Fresh pollen should be frozen for best preservation. It can be kept for 6 to 8 days at room temperature.

How is pollen made and what is it made of?

Manufacturing and harvesting

Pollen corresponds to the male seed of the flowers, produced by the stamens, and is collected by the bee when she goes out to forage. Indeed, thanks to her hind legs, she collects this pollen and mixes it with honey and saliva to form small pellets stored in the "pollen baskets". These are then brought back, and deposited by the foragers, and then the pellets are carried by the workers to the cells surrounding the brood, in order to feed the larvae and the hive through the winter. Thus, pollen is arranged in these cells, and the workers insert a thin layer of propolis to prevent any gas exchange. From then on, in a few days of anaerobic fermentation (without oxygen), the pollen is transformed into bee bread, which is used to feed the young larvae and nurses. This product is virtually unknown to the general public, but it is the only form in which bees consume pollen!
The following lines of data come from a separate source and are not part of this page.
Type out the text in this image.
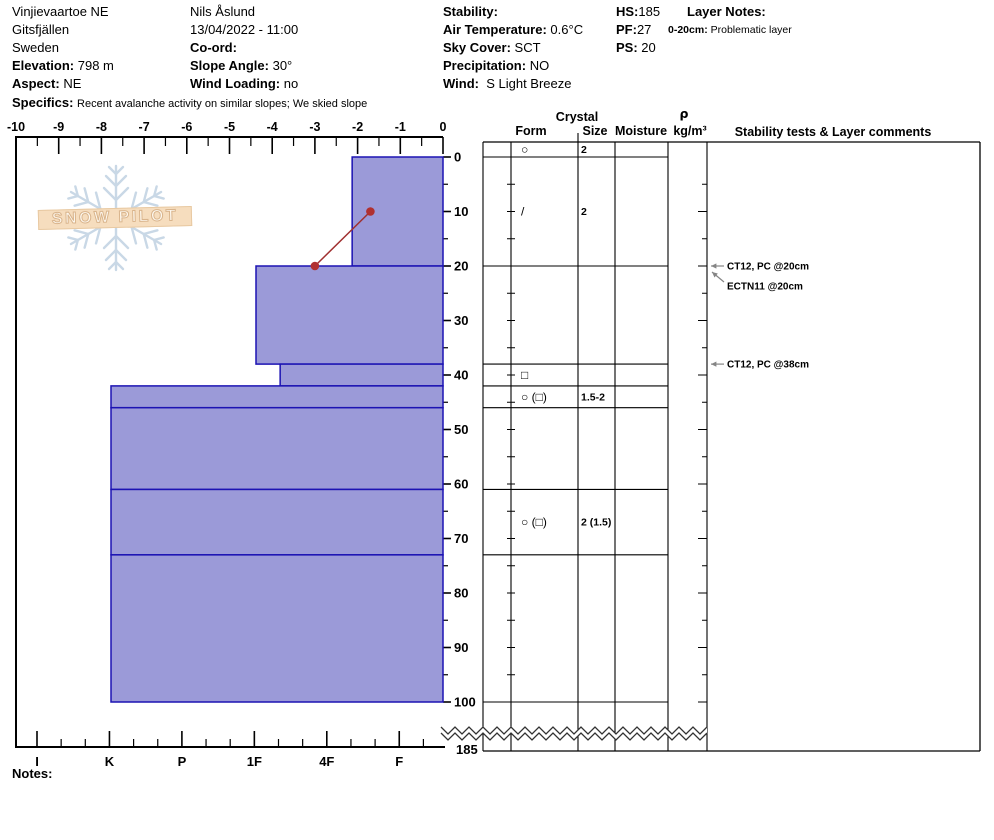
Vinjievaartoe NE
Gitsfjällen
Sweden
Elevation: 798 m
Aspect: NE
Specifics: Recent avalanche activity on similar slopes; We skied slope
Nils Åslund
13/04/2022 - 11:00
Co-ord:
Slope Angle: 30°
Wind Loading: no
Stability:
Air Temperature: 0.6°C
Sky Cover: SCT
Precipitation: NO
Wind: S Light Breeze
HS:185
PF:27
PS: 20
Layer Notes:
0-20cm: Problematic layer
Crystal
Form	Size Moisture
ρ
kg/m³ Stability tests & Layer comments
SNOW PILOT
-10 -9	-8	-7	-6	-5	-4	-3	-2	-1	0
I	K	P	1F	4F	F
0
10
20
30
40
50
60
70
80
90
100
185
○	2
/	2
□
○ (□)	1.5-2
○ (□)	2 (1.5)
CT12, PC @20cm
ECTN11 @20cm
CT12, PC @38cm
Notes:
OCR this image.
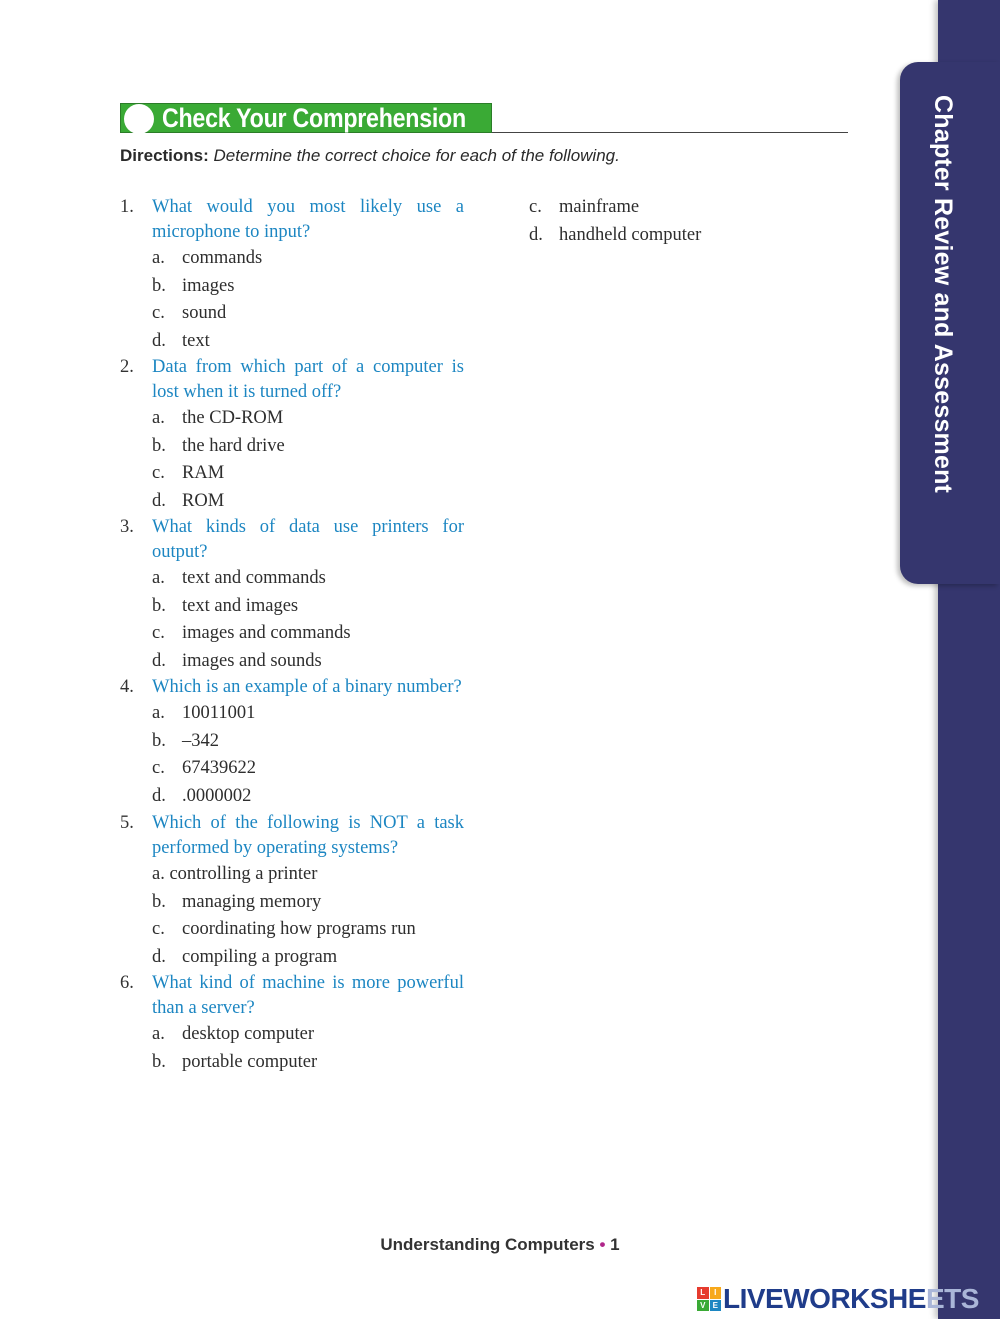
Chapter Review and Assessment
Check Your Comprehension
Directions: Determine the correct choice for each of the following.
1. What would you most likely use a microphone to input?
a. commands
b. images
c. sound
d. text
2. Data from which part of a computer is lost when it is turned off?
a. the CD-ROM
b. the hard drive
c. RAM
d. ROM
3. What kinds of data use printers for output?
a. text and commands
b. text and images
c. images and commands
d. images and sounds
4. Which is an example of a binary number?
a. 10011001
b. –342
c. 67439622
d. .0000002
5. Which of the following is NOT a task performed by operating systems?
a. controlling a printer
b. managing memory
c. coordinating how programs run
d. compiling a program
6. What kind of machine is more powerful than a server?
a. desktop computer
b. portable computer
c. mainframe
d. handheld computer
Understanding Computers • 1
L	I
V E LIVEWORKSHE ETS
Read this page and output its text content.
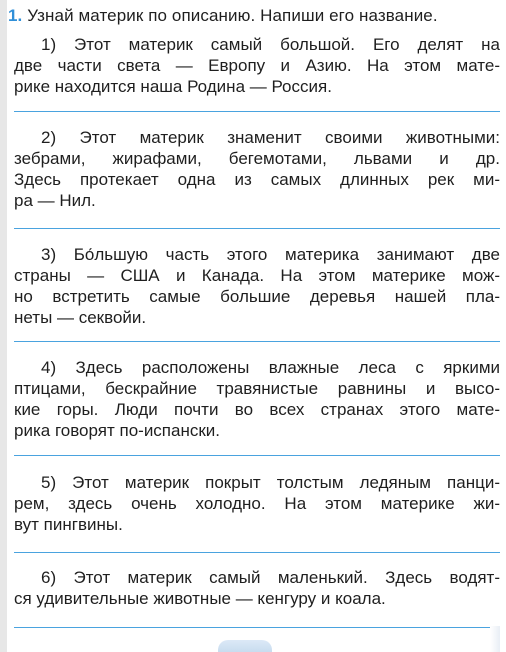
1. Узнай материк по описанию. Напиши его название.
1) Этот материк самый большой. Его делят на
две части света — Европу и Азию. На этом мате-
рике находится наша Родина — Россия.
2) Этот материк знаменит своими животными:
зебрами, жирафами, бегемотами, львами и др.
Здесь протекает одна из самых длинных рек ми-
ра — Нил.
3) Бо́льшую часть этого материка занимают две
страны — США и Канада. На этом материке мож-
но встретить самые большие деревья нашей пла-
неты — секвойи.
4) Здесь расположены влажные леса с яркими
птицами, бескрайние травянистые равнины и высо-
кие горы. Люди почти во всех странах этого мате-
рика говорят по-испански.
5) Этот материк покрыт толстым ледяным панци-
рем, здесь очень холодно. На этом материке жи-
вут пингвины.
6) Этот материк самый маленький. Здесь водят-
ся удивительные животные — кенгуру и коала.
But back to our return to the hive and the harvest. Pollen being an essential element for bees, the only source of protein, it is an indispensable for the rearing of larvae, the food of bees and the survival of the hive: without pollen, no royal jelly, no brood, no wax, no swarm... and no more bees. Thus, the beekeeper's harvest must be reasoned and he must respect the balance of the hive. To do this, he places traps or pollen traps at the entrance of the hive, which are a kind of grid that will "catch" a few balls of pollen when the bees return to the fold. The size of the mesh must be precisely defined: neither too large nor too small, it must allow to take just a small part of the pollen collected in order not to jeopardize the survival of the hive. Over the year, the beekeeper will collect 2 to 4 kg of pollen, corresponding to about 10% of the total harvest.

Pollen harvested in this way, or fresh pollen, is very moist, and can be sold as is as long as it is frozen quickly so as not to lose its properties. Otherwise, the pollen must be dried quickly by partial dehydration or drying, before being marketed in solid form. Moreover, in both cases, it is necessary to sort the pollen because impurities such as insects, bees' legs, or other waste are found at this time.


Pollen pellets produced by bees contain on average :

  • 30-55% carbohydrates
  • 20-35% proteins.
  • 7-15% water.
  • 1-13% lipids
  • 2-6% minerals.
  • 0.3 to 20% fiber.
  • 2-5% of other compounds.

Moreover, as pollen comes from the stamen of flowers, there are as many pollen grains as there are species of flowers! Thus, the composition of pollen is very variable according to its origin.

However, regardless of the pollen, its richness lies in its high protein and amino acid content (20% on average). These are essential amino acids, enzymes and other nutrients, and it is said that eating 100 grams of pollen is equivalent to eating 7 eggs, no less!